Hamburg. "Ich bin als Zeuge geladen und sehe mich nicht auf der Anklagebank", hatte Pierre de Meuron, 61, vor seinem gestrigen Auftritt vor dem Parlamentarischen Untersuchungsausschuss (PUA) zur Elbphilharmonie gesagt. Die hartnäckige Befragung der Abgeordneten dürfte dafür gesorgt haben, dass sich der Generalplaner zeitweise doch wie ein Angeklagter gefühlt haben muss. Schließlich ging es weiter um die Frage, wer für die Kostensteigerung des Projekts verantwortlich ist.
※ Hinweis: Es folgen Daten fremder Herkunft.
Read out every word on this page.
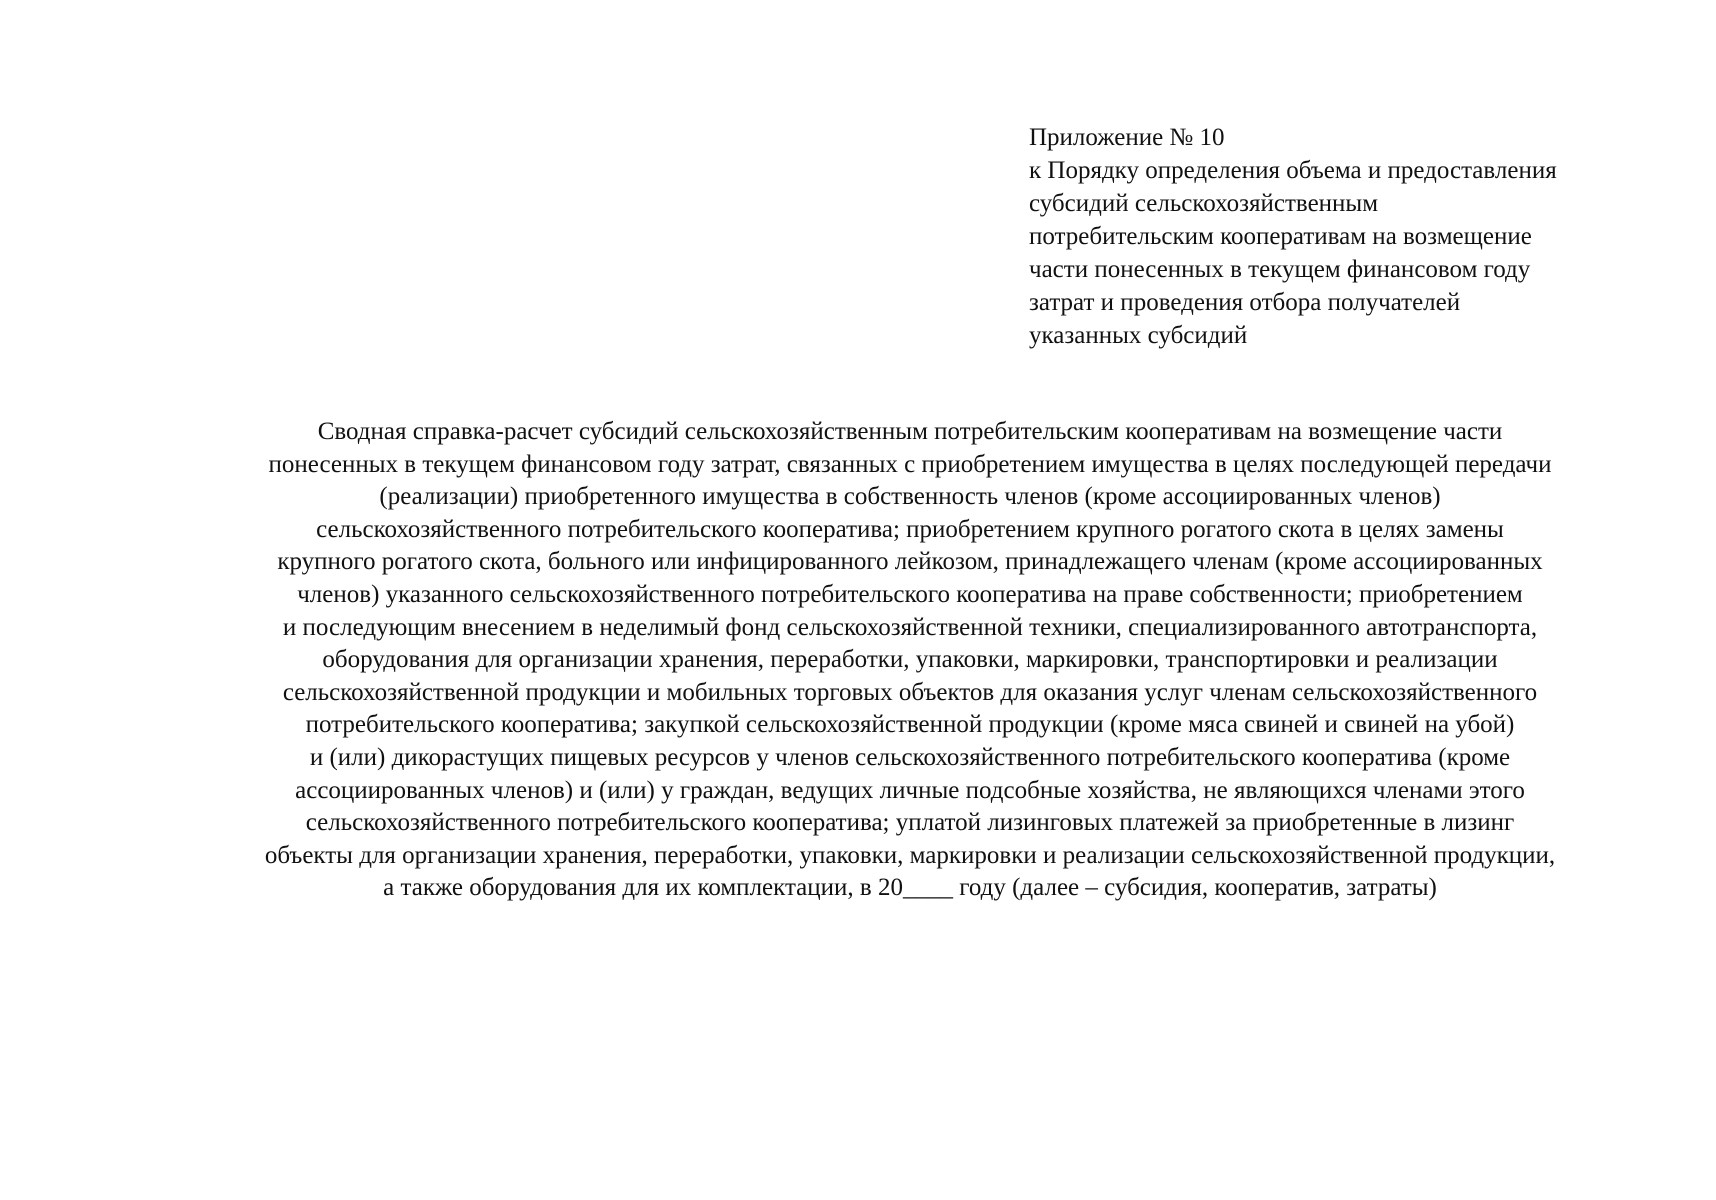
Приложение № 10
к Порядку определения объема и предоставления
субсидий сельскохозяйственным
потребительским кооперативам на возмещение
части понесенных в текущем финансовом году
затрат и проведения отбора получателей
указанных субсидий
Сводная справка-расчет субсидий сельскохозяйственным потребительским кооперативам на возмещение части
понесенных в текущем финансовом году затрат, связанных с приобретением имущества в целях последующей передачи
(реализации) приобретенного имущества в собственность членов (кроме ассоциированных членов)
сельскохозяйственного потребительского кооператива; приобретением крупного рогатого скота в целях замены
крупного рогатого скота, больного или инфицированного лейкозом, принадлежащего членам (кроме ассоциированных
членов) указанного сельскохозяйственного потребительского кооператива на праве собственности; приобретением
и последующим внесением в неделимый фонд сельскохозяйственной техники, специализированного автотранспорта,
оборудования для организации хранения, переработки, упаковки, маркировки, транспортировки и реализации
сельскохозяйственной продукции и мобильных торговых объектов для оказания услуг членам сельскохозяйственного
потребительского кооператива; закупкой сельскохозяйственной продукции (кроме мяса свиней и свиней на убой)
и (или) дикорастущих пищевых ресурсов у членов сельскохозяйственного потребительского кооператива (кроме
ассоциированных членов) и (или) у граждан, ведущих личные подсобные хозяйства, не являющихся членами этого
сельскохозяйственного потребительского кооператива; уплатой лизинговых платежей за приобретенные в лизинг
объекты для организации хранения, переработки, упаковки, маркировки и реализации сельскохозяйственной продукции,
а также оборудования для их комплектации, в 20____ году (далее – субсидия, кооператив, затраты)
Das ursprüngliche Elbphilharmonie-Konzept des Architekten Alexander Gerard sah vor, dass die Stadt nur das Grundstück zur Verfügung stellt und ihr ansonsten keine Kosten entstehen. War das realistisch? Pierre de Meuron: "Die Frage habe ich mir nicht gestellt."

Daraus wurde ein Pauschalfestpreis von 241 Millionen Euro plus ein Nachtrag 2008, der den Steuerzahler weitere 137 Millionen kostet. Diese bedenkliche Entwicklung der Kosten könnte vermuten lassen, dass die Bürger und Entscheidungsträger der Stadt erst nach und nach auf die Kosten von mittlerweile 378 Millionen (wovon bisher mehr als 60 Millionen Euro durch Spenden getragen werden) für das Projekt vorbereitet werden sollten. "Gab es eine solche Art von Strategie?", wollten die Parlamentarier von Pierre de Meuron wissen. "Nein, wir sind nicht diejenigen, die Kosten bewusst niedrig halten, damit Projekte bewilligt werden."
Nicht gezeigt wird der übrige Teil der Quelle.